It's easy to tick off the ways in which California is a leader in clean energy: It harvests more solar energy than any other state, has a program to curb greenhouse gas emissions from the vehicles on its famously long highways, and launched its own cap-and-trade system this year.
And yet, a move is afoot for a quite different type of new energy development in the Golden State, beneath the same valley that beckoned gold seekers and migrant farmers generations ago. That ever alluring land happens to lie atop the Monterey shale formation, a vast rock formation that is believed to hold one of the world's largest onshore reserves of shale oil.
Oil companies are seeking to stake their claim to this prize, plunging California into a debate on its energy and economic future. The U.S. trailblazer on renewable energy could well become the latest front in the nation's fracking-driven oil boom.
It's not yet clear whether hydraulic fracturing can unleash the same sort of oil rush in California's Monterey shale as the United States is now seeing in North Dakota and in Texas.

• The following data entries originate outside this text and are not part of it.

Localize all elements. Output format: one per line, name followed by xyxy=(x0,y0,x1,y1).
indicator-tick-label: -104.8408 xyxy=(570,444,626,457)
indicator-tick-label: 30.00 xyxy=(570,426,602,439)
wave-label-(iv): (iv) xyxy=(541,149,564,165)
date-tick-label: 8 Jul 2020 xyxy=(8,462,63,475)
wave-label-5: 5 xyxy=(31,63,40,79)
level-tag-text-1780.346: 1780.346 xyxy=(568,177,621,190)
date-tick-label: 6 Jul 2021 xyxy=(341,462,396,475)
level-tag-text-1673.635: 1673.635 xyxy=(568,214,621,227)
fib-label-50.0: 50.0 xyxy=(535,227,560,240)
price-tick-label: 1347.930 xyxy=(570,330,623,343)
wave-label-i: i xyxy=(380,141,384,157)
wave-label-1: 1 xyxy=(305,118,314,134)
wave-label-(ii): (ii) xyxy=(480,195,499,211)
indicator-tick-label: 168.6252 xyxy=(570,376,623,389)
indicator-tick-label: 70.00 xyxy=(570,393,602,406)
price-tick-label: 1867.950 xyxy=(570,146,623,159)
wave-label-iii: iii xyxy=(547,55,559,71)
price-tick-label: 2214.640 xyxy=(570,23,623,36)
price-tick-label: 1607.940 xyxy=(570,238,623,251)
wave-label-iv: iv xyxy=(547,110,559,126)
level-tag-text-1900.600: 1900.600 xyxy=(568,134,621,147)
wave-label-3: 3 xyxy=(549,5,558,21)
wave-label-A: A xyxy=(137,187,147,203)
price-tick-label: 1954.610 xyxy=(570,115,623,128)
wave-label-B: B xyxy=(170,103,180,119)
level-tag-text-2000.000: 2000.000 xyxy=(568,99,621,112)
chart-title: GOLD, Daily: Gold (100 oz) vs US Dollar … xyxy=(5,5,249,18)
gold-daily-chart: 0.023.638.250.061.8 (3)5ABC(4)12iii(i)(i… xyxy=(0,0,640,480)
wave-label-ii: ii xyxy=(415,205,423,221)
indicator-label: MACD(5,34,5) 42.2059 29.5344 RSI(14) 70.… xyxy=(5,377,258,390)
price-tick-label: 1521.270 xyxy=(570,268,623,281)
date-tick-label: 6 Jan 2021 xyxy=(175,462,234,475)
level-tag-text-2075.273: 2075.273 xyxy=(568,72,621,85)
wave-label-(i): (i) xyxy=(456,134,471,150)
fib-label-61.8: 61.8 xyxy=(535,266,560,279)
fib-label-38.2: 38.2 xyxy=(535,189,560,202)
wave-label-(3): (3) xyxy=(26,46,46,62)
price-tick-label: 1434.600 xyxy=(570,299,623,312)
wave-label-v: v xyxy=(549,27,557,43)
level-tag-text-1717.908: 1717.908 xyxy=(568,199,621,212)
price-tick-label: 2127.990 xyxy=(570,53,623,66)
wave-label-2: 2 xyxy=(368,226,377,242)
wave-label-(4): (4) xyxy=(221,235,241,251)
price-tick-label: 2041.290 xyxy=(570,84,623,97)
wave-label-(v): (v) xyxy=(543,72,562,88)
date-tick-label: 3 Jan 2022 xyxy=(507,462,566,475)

The San Joaquin Valley, site of historic tension over river flow, aquifer-pumping, and irrigation, is a dubious location for a business that requires large volumes of water to fracture the underground rock.
As for the rock itself, it is deeper and thicker than other shales, formed by tectonic faulting millions of years ago. Today the geology's potential and risks are still not fully understood. But perhaps the biggest obstacles are above ground, as California grapples with questions fundamental to its identity. Should the state move aggressively to seize this new opportunity for jobs and industrial development, or take steps to preserve its remaining havens of undeveloped land and shun a new round of fossil fuel expansion?